A method of manufacturing a thin film transistor substrate having a semiconductor layer of a thin film transistor and a source-drain electrode,
Forming a semiconductor layer of a thin film transistor on a substrate;
Nitriding the upper portion of the semiconductor layer;
Then, forming a thin film of pure Cu or Cu alloy used for the source-drain electrode,
The source-drain electrode comprises a nitrogen-containing layer containing nitrogen, or an oxygen-nitrogen containing layer containing nitrogen and oxygen, and a thin film of pure Cu or Cu alloy, and the nitrogen-containing layer or oxygen-nitrogen containing The layer is formed by nitriding the upper part of the semiconductor layer,
Part or all of nitrogen constituting the nitrogen-containing layer or part or all of nitrogen or oxygen constituting the oxygen-nitrogen containing layer is bonded to Si of the semiconductor layer of the thin film transistor, and Si nitride or Si oxynitride,
The thin film of pure Cu or Cu alloy, a method of manufacturing the thin film transistor substrate, characterized in that through the nitrogen-containing layer or the oxygen-nitrogen-containing layer is connected to the semiconductor layer of the thin film transistor.

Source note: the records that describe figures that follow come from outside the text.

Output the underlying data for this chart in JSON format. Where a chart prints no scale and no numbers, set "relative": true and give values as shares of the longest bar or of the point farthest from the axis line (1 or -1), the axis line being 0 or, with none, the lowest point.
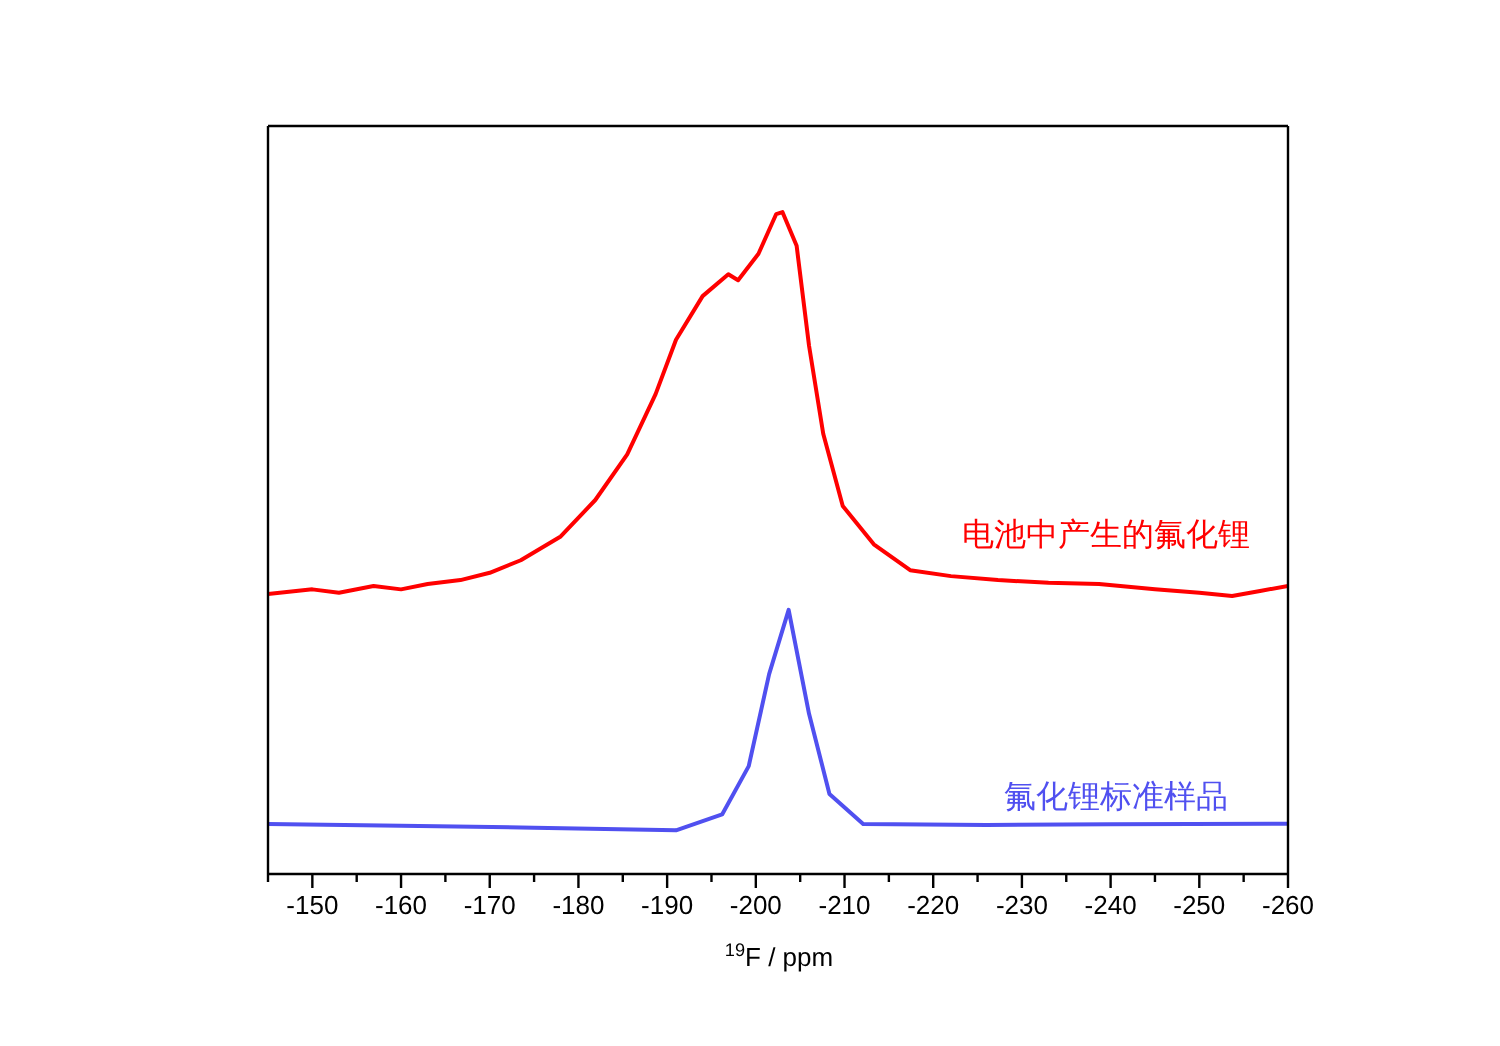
{
  "chart_data": {
    "type": "line",
    "relative": true,
    "xlabel": "$^{19}$F / ppm",
    "xlim": [
      -145,
      -260
    ],
    "xticks": [
      {
        "value": -145,
        "label": null
      },
      -150,
      {
        "value": -155,
        "label": null
      },
      -160,
      {
        "value": -165,
        "label": null
      },
      -170,
      {
        "value": -175,
        "label": null
      },
      -180,
      {
        "value": -185,
        "label": null
      },
      -190,
      {
        "value": -195,
        "label": null
      },
      -200,
      {
        "value": -205,
        "label": null
      },
      -210,
      {
        "value": -215,
        "label": null
      },
      -220,
      {
        "value": -225,
        "label": null
      },
      -230,
      {
        "value": -235,
        "label": null
      },
      -240,
      {
        "value": -245,
        "label": null
      },
      -250,
      {
        "value": -255,
        "label": null
      },
      -260
    ],
    "marker": "none",
    "line_style": "solid",
    "series": [
      {
        "name": "电池中产生的氟化锂",
        "color": "#ff0000",
        "x": [
          -145,
          -150,
          -153,
          -156.9,
          -160,
          -163,
          -166.7,
          -170,
          -173.5,
          -178,
          -181.9,
          -185.5,
          -188.7,
          -191,
          -194,
          -196.9,
          -198,
          -200.3,
          -202.3,
          -203,
          -204.6,
          -206,
          -207.6,
          -209.8,
          -213.3,
          -217.4,
          -222,
          -227.3,
          -233,
          -238.7,
          -245,
          -250,
          -253.7,
          -257,
          -260
        ],
        "values": [
          0.423,
          0.43,
          0.425,
          0.435,
          0.43,
          0.438,
          0.444,
          0.455,
          0.474,
          0.51,
          0.565,
          0.634,
          0.725,
          0.807,
          0.873,
          0.906,
          0.897,
          0.937,
          0.997,
          1,
          0.949,
          0.798,
          0.665,
          0.556,
          0.498,
          0.459,
          0.45,
          0.444,
          0.44,
          0.438,
          0.43,
          0.425,
          0.42,
          0.428,
          0.435
        ]
      },
      {
        "name": "氟化锂标准样品",
        "color": "#5050f0",
        "x": [
          -145,
          -160,
          -175,
          -191,
          -196.2,
          -199.2,
          -201.5,
          -203.7,
          -206,
          -208.3,
          -212.1,
          -226,
          -240,
          -260
        ],
        "values": [
          0.0755,
          0.073,
          0.07,
          0.066,
          0.09,
          0.163,
          0.302,
          0.399,
          0.242,
          0.121,
          0.0755,
          0.074,
          0.075,
          0.076
        ]
      }
    ]
  }
}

The maximum value of the ratio ([N] / [Si]) of the number of nitrogen atoms ([N]) and the number of Si atoms ([Si]) constituting the nitrogen-containing layer is 0.2 or more and 2.0 or less. The ratio of the sum of the number of nitrogen atoms ([N]) and the number of oxygen atoms ([O]) constituting the oxygen-nitrogen-containing layer and the number of Si atoms [([N] + [O]) 2. The method for manufacturing a thin film transistor substrate according to claim 1, wherein the maximum value of / [Si]] is in a range of 0.2 to 2.0. 3. The method for manufacturing a thin film transistor substrate according to claim 1, wherein a thickness of the nitrogen-containing layer or the oxygen-nitrogen containing layer is in a range of 0.8 nm to 3.5 nm. The method for manufacturing a thin film transistor substrate according to claim 1, wherein the semiconductor layer of the thin film transistor is made of amorphous silicon or polycrystalline silicon. Display device comprising a thin film transistor substrate obtained by the production method according to any one of claims 1-4.